Francia agita el once: cambios y Haaland al banquillo
Francia llega a su último partido de la fase de grupos con el pulso acelerado y la mirada fija en la cima del Grupo I. Hay margen para rotar, pero no para relajarse. Guy Stephan, asistente convertido hoy en seleccionador interino, mueve piezas… sin tocar la corona del equipo: el tridente de ataque.
Cuatro nombres nuevos saltan al once para medirse a Noruega este viernes. En defensa entran Maxence Lacroix y Theo Hernandez, músculo y profundidad para una zaga que busca frescura sin perder jerarquía. En el centro del campo, Aurelien Tchouameni asume galones desde el inicio, clave para dar equilibrio en un duelo que puede decidir el rumbo del grupo. Más arriba, la apuesta es Desire Doue, una carta distinta para acompañar a las estrellas.
Porque lo esencial permanece. Kylian Mbappé, Michael Olise y Ousmane Dembélé forman de nuevo el frente ofensivo titular. Es el mensaje más claro de la noche: Francia quiere el liderato, no un simple trámite. Con ese trío, cada transición puede convertirse en sentencia.

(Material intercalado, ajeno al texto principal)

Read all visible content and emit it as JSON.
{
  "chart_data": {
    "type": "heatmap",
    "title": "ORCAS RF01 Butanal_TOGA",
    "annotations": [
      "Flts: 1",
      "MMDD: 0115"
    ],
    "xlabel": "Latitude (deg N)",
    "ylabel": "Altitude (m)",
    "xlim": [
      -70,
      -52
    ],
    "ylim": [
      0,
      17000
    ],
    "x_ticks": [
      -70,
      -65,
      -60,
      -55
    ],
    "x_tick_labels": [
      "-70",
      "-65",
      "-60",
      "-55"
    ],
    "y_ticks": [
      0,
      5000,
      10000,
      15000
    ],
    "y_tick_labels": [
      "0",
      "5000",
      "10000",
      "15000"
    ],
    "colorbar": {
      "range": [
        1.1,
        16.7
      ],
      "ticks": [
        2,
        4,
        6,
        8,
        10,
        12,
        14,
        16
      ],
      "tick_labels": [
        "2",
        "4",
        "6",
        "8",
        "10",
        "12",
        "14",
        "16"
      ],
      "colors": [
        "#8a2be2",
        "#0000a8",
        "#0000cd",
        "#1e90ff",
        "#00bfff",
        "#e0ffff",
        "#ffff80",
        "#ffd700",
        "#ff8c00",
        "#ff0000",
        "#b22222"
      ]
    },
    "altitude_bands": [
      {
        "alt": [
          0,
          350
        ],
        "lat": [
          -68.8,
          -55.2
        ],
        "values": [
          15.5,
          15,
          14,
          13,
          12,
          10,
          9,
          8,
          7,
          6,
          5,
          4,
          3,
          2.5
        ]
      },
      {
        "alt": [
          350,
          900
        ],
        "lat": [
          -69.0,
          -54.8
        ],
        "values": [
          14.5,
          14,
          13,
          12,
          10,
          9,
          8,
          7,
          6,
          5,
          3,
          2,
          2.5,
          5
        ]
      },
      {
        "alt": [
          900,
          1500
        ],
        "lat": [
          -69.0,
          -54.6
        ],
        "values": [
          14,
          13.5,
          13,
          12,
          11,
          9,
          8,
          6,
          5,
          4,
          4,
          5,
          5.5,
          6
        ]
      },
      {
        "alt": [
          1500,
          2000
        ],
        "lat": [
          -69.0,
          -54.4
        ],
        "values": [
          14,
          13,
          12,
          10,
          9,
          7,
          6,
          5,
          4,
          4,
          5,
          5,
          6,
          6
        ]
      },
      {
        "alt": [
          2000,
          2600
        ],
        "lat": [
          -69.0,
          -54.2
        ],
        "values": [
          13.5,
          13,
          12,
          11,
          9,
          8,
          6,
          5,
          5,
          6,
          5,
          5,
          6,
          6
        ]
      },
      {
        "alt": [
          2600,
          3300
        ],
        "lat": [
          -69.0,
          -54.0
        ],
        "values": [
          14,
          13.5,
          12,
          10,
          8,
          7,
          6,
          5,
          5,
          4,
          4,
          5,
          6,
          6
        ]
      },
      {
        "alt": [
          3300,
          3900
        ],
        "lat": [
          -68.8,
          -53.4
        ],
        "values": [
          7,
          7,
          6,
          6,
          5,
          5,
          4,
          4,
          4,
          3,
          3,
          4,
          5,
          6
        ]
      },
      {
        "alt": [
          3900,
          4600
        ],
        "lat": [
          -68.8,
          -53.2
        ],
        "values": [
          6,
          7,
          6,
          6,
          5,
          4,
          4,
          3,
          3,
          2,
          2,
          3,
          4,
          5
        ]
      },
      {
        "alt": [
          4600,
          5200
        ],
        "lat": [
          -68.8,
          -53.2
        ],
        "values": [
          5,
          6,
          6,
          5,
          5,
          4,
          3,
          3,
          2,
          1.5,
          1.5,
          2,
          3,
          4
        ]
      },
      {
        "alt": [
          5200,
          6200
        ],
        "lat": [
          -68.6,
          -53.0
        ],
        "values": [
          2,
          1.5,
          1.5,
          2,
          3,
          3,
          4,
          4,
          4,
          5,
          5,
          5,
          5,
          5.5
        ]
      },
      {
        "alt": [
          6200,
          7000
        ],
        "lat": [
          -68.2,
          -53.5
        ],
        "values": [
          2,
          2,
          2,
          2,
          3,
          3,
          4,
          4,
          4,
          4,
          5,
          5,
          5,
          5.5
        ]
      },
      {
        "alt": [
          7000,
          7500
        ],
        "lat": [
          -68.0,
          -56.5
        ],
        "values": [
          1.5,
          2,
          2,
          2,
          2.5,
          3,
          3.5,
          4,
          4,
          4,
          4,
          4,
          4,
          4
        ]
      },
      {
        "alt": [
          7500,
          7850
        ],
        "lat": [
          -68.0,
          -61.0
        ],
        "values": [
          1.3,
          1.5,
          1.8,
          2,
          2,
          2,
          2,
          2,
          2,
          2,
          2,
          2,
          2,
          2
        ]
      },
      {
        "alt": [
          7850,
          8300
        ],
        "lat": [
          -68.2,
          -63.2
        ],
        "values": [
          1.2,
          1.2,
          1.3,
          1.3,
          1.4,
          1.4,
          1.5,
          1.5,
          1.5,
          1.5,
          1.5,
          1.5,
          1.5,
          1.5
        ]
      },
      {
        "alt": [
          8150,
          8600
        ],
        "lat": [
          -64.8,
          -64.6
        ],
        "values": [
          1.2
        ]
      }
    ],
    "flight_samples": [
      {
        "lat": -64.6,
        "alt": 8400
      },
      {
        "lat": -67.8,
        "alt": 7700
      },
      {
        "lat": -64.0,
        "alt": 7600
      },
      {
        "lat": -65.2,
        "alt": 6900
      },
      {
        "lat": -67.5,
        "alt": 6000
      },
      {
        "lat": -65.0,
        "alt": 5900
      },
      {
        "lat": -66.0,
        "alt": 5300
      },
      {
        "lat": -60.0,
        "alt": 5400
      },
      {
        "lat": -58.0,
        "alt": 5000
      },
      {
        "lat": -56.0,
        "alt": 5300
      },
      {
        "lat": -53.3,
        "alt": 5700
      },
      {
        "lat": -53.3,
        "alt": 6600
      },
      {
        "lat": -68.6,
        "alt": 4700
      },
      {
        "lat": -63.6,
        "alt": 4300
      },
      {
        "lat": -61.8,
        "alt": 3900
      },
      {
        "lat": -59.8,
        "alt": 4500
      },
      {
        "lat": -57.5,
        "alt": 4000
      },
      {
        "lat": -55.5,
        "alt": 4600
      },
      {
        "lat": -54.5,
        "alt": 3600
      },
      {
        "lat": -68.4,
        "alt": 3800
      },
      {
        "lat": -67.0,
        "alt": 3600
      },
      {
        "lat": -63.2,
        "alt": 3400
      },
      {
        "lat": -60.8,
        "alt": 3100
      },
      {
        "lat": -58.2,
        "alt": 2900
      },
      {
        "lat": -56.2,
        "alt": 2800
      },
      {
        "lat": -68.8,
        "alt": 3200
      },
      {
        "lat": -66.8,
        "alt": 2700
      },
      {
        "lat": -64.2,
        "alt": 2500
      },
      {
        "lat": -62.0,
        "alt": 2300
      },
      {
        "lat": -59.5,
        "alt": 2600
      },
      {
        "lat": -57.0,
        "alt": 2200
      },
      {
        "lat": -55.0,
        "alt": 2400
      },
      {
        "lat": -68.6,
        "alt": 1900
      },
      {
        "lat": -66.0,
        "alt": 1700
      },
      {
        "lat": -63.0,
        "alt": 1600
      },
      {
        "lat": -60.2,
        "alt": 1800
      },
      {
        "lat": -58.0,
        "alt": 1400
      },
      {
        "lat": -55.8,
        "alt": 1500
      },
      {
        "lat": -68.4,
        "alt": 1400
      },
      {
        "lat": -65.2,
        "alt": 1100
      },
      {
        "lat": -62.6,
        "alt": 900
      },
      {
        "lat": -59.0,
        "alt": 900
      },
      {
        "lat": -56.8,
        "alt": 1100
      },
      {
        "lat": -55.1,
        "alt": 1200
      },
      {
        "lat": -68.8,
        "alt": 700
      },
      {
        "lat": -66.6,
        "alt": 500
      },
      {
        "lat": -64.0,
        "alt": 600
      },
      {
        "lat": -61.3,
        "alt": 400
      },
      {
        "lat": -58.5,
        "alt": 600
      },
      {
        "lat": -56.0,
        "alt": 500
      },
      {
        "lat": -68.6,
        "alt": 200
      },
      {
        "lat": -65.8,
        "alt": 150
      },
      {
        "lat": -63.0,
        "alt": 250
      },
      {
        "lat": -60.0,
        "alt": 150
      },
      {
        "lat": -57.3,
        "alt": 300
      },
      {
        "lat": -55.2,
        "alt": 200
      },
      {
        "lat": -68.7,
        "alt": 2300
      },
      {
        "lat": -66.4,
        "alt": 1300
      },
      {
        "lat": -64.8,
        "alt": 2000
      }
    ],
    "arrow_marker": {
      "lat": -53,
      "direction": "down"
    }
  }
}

En la otra orilla, la sorpresa: Erling Haaland se queda en el banquillo. Una decisión que altera el paisaje del encuentro antes incluso del pitido inicial. Noruega se guarda a su gran referencia ofensiva mientras también persigue la cima del grupo. Sin su goleador de inicio, el plan nórdico apunta a un arranque más prudente, a esperar su momento… o a soltar a su estrella cuando el partido arda.
El contexto francés añade una capa emocional. Stephan dirige al equipo en lugar de Didier Deschamps, que ha regresado a Francia tras el fallecimiento de su madre. El vestuario salta al césped con un objetivo deportivo evidente, pero también con una motivación íntima: responder con un partido a la altura de su seleccionador ausente.
La ecuación es simple y brutal: Francia necesita ganar para terminar primera. Noruega, también. No hay red de seguridad. No hay espacio para especular.
Con Mbappé, Olise y Dembélé listos para correr y Haaland esperando su turno en la banda, el duelo por el liderato se escribe desde ya con un subtexto claro: quién se atreve más cuando el grupo se decide a cara o cruz.